Nem que seja em gestão até novas eleições, o secretário-geral do PSOE demonstrou um instinto político apurado e uma resiliência eleitoral que lhe poderão valer a sobrevivência e, possivelmente, mais quatro anos de poder.
Tudo dependerá da votação que resultar do debate de investidura, entre o final de agosto e o início de setembro, onde o vencedor das eleições terá de conseguir 176 dos 350 votos do congresso.
O Partido Popular, que conquistou mais assentos na noite de ontem, dificilmente o conseguirá. O Partido Socialista Espanhol também enfrentará dificuldades. Caso nenhum consiga uma maioria nesse primeiro momento, a câmara reunir-se-á 48 horas depois com uma fasquia mais baixa: bastará ter mais ‘sins’ do que ‘nãos’. E é nesse cenário que Sánchez poderá, mais do que não estar morto, voltar à vida. Caso contrário, Espanha viverá novas eleições no final deste ano, exatamente como teria vivido no calendário regulamentar.
A jogada de Sánchez, ao antecipar o ato eleitoral na ressaca da derrota autárquica de maio, foi um all in. Um ‘tudo ou nada’ que, depois de ontem, poderá vir a dar-lhe quase tudo. A pergunta, olhando a distribuição de mandatos, divide-se em três: como, quem e a que custo. Se o PSOE amealhar o apoio do SUMAR, dos catalães da ERC, dos galegos do BNG, dos bascos do PNV, e ainda as abstenções do Bidu (basco) ou do Junts (catalão), é matematicamente possível que Pedro Sánchez seja novamente indigitado presidente do governo espanhol. Se assim acontecer, terá ganho, perdendo.
A questão dificulta-se porque envolve agradar a vários independentistas das mesmas regiões, mas com sensibilidades ideológicas distintas.

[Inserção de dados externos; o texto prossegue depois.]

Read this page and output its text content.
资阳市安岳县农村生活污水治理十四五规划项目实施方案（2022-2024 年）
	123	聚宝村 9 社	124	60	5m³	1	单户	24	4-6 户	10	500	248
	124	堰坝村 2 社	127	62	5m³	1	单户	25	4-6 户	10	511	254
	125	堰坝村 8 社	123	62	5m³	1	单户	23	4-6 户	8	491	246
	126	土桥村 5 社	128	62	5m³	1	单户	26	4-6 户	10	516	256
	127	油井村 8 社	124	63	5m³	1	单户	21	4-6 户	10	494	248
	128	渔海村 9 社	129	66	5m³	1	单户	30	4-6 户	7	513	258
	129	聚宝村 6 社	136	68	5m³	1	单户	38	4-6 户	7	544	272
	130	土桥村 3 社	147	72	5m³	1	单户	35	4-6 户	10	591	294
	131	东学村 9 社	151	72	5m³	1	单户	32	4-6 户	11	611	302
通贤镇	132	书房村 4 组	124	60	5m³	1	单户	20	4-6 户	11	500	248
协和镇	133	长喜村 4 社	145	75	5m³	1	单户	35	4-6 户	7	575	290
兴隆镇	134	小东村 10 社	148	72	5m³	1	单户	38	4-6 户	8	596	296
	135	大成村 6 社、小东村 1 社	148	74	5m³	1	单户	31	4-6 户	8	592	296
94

E, por outro lado, porque o PP deverá conquistar uma maioria no senado que lhe permitirá inviabilizar concessões orçamentais e legislativas, assim como cedências constitucionais mais drásticas, como referendos de secessão.
A potencial saída de Alberto Feijó, o mais votado nas eleições de ontem, é estreita e igualmente complexa. O galego necessita de contar com os seus 136 deputados, com os 33 do Vox (que perdeu metade da bancada), com a simpatia dos deputados únicos de Navarra e das Canárias, e ainda com a mesma abstenção do Junts, partido de Carles Puigdemont, exilado em Bruxelas, cujas convicções chocam diretamente com a agenda nacionalista do Vox. É esse, no fundo, o paradoxo que exponencia a ingovernabilidade espanhola. Feijó, que teve mais votos, tem menos hipóteses de governar. Ao contrário de Sánchez, pode perder, tendo ganho. Pelo menos até novas eleições.
O que acontecerá daqui até lá é igualmente incerto, na medida em que os socialistas espanhóis detêm um horizonte sorridente (a presidência espanhola da União Europeia como plataforma de pré-campanha) e o Partido Popular, apesar dos 3 milhões de votos trazidos por Feijó em comparação com 2019, corre riscos de tumulto interno. Ontem à noite já houve gritos por Ayuso em Madrid.
Um bipartidarismo de minorias
A capacidade negocial de Sánchez e a gestão de expectativas de Feijó determinarão a inevitabilidade de novas eleições. As deste domingo, por mais inconclusivas que sejam, trazem sinais relevantes para o sistema político espanhol e para as demais democracias europeias. A resistência dos dois partidos ao centro é notável, mesmo que já não autossuficiente. O caminho para um bipartidarismo de minorias parece incontornável e o risco de ingovernabilidade quase um novo normal.
Sánchez, como se vê, não deve ser subestimado. Depois de perder as eleições municipais e regionais, provocar eleições e ser achincalhado em campanha, acrescentou mais dois lugares ao seu grupo de deputados. No dicionário dos sobreviventes políticos, ganhou definitivamente entrada. No futuro de Espanha, saberemos em breve.